Google digitalize the world with Google News Archive

Wednesday, 10 September 2008

Earlier this week, Google has officially announced on their blog the beginning of a new initiative aiming at digitalizing old newspapers and make their content searchable through the Google News Archive program.

As mentioned on their blog, more than 200 years of quality content has been distributed in a print format, which is not available online. This represents billion of print pages with content that is currently not available. The amount of content on the internet is getting bigger every year but Google does not seem to want to wait for someone to put it online so they have taken the step forward and decided to do it themselves.
As part of this program, Google is partnering with newspapers publishers to get access to their archive, "digitalize" (scan) the content and make it indexable and searchable with OCR. All this at no cost!

Such initiative is great for newspaper publishers that want to increase the reach of their content and monetize it! Each piece of content, will be able to rank in Google News Archive. Each page of content will be served contextual ads as part of the Adsense program, and each click will bring revenue to the publisher! However the downfall is that they will lose the "hosting" of the content. Google do all the work for free, but do host all this content on their server and therefore do get all the traffic and part of the advertising revenue (fair enough!).

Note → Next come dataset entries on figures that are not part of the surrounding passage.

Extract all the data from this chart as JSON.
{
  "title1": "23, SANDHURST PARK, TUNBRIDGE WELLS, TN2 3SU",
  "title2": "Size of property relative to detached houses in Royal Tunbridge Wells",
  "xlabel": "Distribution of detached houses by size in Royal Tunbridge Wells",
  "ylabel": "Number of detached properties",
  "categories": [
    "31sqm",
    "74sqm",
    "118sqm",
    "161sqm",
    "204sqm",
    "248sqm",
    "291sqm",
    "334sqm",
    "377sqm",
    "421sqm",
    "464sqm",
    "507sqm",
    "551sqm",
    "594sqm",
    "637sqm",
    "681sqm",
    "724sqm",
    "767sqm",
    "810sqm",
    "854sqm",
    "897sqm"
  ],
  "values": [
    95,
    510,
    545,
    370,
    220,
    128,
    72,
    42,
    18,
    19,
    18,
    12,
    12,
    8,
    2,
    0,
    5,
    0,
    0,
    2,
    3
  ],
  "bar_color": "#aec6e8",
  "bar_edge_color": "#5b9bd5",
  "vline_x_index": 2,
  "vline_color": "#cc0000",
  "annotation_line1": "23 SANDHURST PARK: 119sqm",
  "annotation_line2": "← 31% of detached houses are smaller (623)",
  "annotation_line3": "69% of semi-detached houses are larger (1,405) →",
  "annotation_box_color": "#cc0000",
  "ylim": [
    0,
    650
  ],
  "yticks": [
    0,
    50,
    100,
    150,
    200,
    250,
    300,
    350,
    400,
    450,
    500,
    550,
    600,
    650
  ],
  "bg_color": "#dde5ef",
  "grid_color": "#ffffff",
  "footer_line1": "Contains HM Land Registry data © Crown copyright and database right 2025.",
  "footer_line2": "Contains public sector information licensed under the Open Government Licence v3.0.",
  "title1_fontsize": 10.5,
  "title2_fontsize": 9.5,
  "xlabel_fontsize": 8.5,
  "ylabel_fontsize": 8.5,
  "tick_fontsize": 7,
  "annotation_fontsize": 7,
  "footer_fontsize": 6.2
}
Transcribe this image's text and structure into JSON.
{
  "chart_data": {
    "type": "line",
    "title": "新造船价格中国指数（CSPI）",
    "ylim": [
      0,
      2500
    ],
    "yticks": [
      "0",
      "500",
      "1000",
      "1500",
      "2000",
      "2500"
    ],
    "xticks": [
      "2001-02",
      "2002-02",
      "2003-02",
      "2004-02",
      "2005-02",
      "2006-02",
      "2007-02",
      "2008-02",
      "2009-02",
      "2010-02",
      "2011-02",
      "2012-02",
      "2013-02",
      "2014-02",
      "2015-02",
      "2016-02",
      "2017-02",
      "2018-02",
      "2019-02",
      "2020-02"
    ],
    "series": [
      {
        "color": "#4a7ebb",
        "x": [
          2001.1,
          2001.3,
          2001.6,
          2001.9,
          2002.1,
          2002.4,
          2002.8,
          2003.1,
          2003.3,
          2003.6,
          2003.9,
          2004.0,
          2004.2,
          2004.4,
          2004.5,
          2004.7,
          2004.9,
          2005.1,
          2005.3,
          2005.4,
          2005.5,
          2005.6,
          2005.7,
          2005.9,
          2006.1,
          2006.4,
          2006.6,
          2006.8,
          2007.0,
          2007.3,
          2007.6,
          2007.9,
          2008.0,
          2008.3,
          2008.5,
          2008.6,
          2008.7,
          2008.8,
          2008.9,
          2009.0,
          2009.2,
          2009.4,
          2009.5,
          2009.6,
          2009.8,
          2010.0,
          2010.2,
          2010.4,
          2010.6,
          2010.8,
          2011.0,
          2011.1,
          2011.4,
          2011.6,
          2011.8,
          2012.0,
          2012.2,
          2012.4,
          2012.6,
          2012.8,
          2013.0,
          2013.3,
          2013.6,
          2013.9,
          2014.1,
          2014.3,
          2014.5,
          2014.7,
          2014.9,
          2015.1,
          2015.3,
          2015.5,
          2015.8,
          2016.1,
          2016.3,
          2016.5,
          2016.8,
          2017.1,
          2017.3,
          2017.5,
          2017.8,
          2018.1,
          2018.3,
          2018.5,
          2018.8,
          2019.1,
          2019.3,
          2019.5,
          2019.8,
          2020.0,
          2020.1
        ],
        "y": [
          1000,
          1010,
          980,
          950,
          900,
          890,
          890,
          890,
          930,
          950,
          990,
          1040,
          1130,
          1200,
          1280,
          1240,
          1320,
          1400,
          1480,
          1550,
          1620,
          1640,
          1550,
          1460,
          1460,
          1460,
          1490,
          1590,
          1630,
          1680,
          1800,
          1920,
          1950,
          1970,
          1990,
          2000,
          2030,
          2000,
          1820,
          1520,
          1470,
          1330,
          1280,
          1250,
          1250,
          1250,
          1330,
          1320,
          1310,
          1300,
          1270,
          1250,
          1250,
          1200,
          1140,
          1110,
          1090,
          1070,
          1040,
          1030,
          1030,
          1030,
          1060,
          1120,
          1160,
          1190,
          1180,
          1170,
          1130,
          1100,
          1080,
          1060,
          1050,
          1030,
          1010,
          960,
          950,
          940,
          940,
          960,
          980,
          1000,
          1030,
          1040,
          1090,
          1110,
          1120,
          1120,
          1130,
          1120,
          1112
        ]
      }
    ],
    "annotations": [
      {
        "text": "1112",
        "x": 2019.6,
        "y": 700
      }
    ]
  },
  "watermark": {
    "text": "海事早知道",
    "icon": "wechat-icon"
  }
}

However, hypothetical issues could be search ranking cannibalization and duplicate content. If a publisher decide to publish online, one of its old article already in the Google News archive, who will be penalised for duplicate content? or will it be penalised at all?
Moreover, Google News Archive pages are highly likely to rank high for the keywords included in the content of the digitalized articles, which could at some point "compete" with existing content on the publisher website.

In summary, Google News Archive is great for the publishers as they can publish and monetize old content at no cost. It is also great for Google because they will be able to exclusively serve advertising to a very large range of highly searched content. The entire initiative still raise a few questions, which I am looking forward to get the answers!


Anonymous said...

This will be a big break through if Google successed to do this.